Con todo y que pretende convertirse en la oposición política por antonomasia, el Movimiento de Regeneración Nacional (Morena) es también la muestra inconfundible de que la democracia interna de las instituciones partidistas sigue como una premisa pendiente de resolver en la incipiente democracia mexicana. Bajo el liderazgo de Andrés Manuel López Obrador, Morena representa parte de un régimen político que se erige en torno a la concentración del poder que simboliza el lopezobradorismo como único candidato presidencial de izquierda en las últimas dos décadas.

Apenas la semana pasada, López Obrador impuso las condiciones necesarias para que el Estado de México eligiera como su dirigente a Horacio Duarte Olivares, un hombre cercano a su grupo político y sus intereses de cooptación política. En la víspera, Andrés Manuel fue electo como presidente nacional de partido que fundó, como muestra indubitable de su jerarquía y como un anticipo inevitable de su ya anunciada candidatura presidencial para el año 2018.

Foto Plana Mayor.
Foto Plana Mayor.

Desde una decisión unipersonal, López Obrador deja de manifiesto que la democracia al interior de Morena es un asunto de su voluntad política por encima de las decisiones generales de su militancia. En un síntoma político de lo indeseable, Morena repite esquemas que han enquistado a la élite política en otros partidos, sin opción a privilegiar la decisión de sus militantes, que posibilite el ascenso al poder y una toma de decisiones mucho más amplia entre las bases de sus estructuras.

Si Morena busca establecerse como un modelo de combate a la corrupción, de una real oposición política y un partido que busca arrebatar el poder al Grupo Atlacomulco desde el Estado de México, debe entender que desde sus capacidades básicas debe evitar simulaciones o repetir las lacerantes conductas que han llevado al “despeñadero” a las actuales opciones políticas.

Por delante, luego de haber logrado su registro como partido político y una prometedora preferencia electoral, Morena tiene un amplio desafío por consolidarse como una opción del entramado democrático en el país.
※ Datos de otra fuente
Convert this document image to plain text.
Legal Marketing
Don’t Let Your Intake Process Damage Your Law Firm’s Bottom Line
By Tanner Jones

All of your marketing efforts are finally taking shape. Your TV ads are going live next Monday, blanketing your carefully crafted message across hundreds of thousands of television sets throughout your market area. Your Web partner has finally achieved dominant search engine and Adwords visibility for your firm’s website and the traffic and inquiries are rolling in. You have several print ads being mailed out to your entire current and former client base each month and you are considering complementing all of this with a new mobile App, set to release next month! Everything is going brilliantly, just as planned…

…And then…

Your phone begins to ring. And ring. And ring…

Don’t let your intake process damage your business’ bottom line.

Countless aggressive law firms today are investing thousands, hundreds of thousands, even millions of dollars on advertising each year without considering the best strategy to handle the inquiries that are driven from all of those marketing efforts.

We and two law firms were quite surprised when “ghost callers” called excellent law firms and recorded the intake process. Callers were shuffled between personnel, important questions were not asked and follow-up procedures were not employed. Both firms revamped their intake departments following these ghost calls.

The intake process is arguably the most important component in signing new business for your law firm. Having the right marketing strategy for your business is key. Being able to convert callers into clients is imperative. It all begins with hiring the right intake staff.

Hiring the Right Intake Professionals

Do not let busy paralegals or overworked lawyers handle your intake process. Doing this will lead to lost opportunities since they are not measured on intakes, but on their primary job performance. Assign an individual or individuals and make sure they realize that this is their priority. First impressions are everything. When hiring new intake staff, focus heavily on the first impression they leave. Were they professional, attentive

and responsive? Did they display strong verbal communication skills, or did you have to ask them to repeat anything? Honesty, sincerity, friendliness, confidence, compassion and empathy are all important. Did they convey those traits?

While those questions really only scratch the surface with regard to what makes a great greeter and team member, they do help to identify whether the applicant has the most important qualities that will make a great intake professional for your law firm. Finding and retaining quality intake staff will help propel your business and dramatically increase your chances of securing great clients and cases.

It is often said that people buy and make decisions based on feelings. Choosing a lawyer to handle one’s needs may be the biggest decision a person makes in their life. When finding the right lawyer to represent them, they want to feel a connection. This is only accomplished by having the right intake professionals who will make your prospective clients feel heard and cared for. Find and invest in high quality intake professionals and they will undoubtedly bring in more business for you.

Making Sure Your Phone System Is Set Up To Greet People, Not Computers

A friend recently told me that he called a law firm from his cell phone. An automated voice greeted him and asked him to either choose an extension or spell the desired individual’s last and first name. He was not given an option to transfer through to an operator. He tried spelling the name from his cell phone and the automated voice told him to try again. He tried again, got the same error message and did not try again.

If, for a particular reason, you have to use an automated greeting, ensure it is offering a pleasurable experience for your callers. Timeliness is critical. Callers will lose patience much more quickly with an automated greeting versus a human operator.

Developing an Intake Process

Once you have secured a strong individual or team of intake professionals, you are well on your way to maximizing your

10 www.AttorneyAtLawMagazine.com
La mira puesta en la Presidencia de la República exige construir un partido político que privilegie la tolerancia, la pluralidad, la participación y la democracia, que no termine en el divisionismo de una élite clase gobernante configurada por componendas de grupo.

Más allá de las simpatías u oposiciones que puede generar una eventual candidatura presidencial de López Obrador, se debe analizar el comportamiento político de Morena como organización partidista de un grupo de ciudadanos interesado en ocupar posiciones de poder. Es decir, Morena no puede entenderse como una propiedad particular del lopezobradorismo y su grupo político, sino como una opción de participación política para la sociedad en general.

Los partidos políticos en general, y Morena en lo particular como parte de su configuración discursiva, deben reivindicar su confianza entre la ciudadanía, ante un electorado que muestra amplio descontento hacia la clase política y un profundo desinterés por su entorno democrático.

La capacidad por democratizar la vida interna de los partidos políticos transitará por su capacidad de abrir espacios a la ciudadanía, o bien, los candidatos ciudadanos podrán imponerse a las resistencias que imponen las estructuras partidistas, siempre cerradas y controladas por la élite política, acostumbrada a márgenes de maniobra limitados para sus intereses particulares.

Al menos de arranque, López Obrador ha enviado señales poco alentadoras por democratizar a Morena y que son incipientes señales de dominancia personal desde una oposición que está por limitarse a sí misma, por lacerantes circunstancias que ya han lastimado a otras opciones políticas.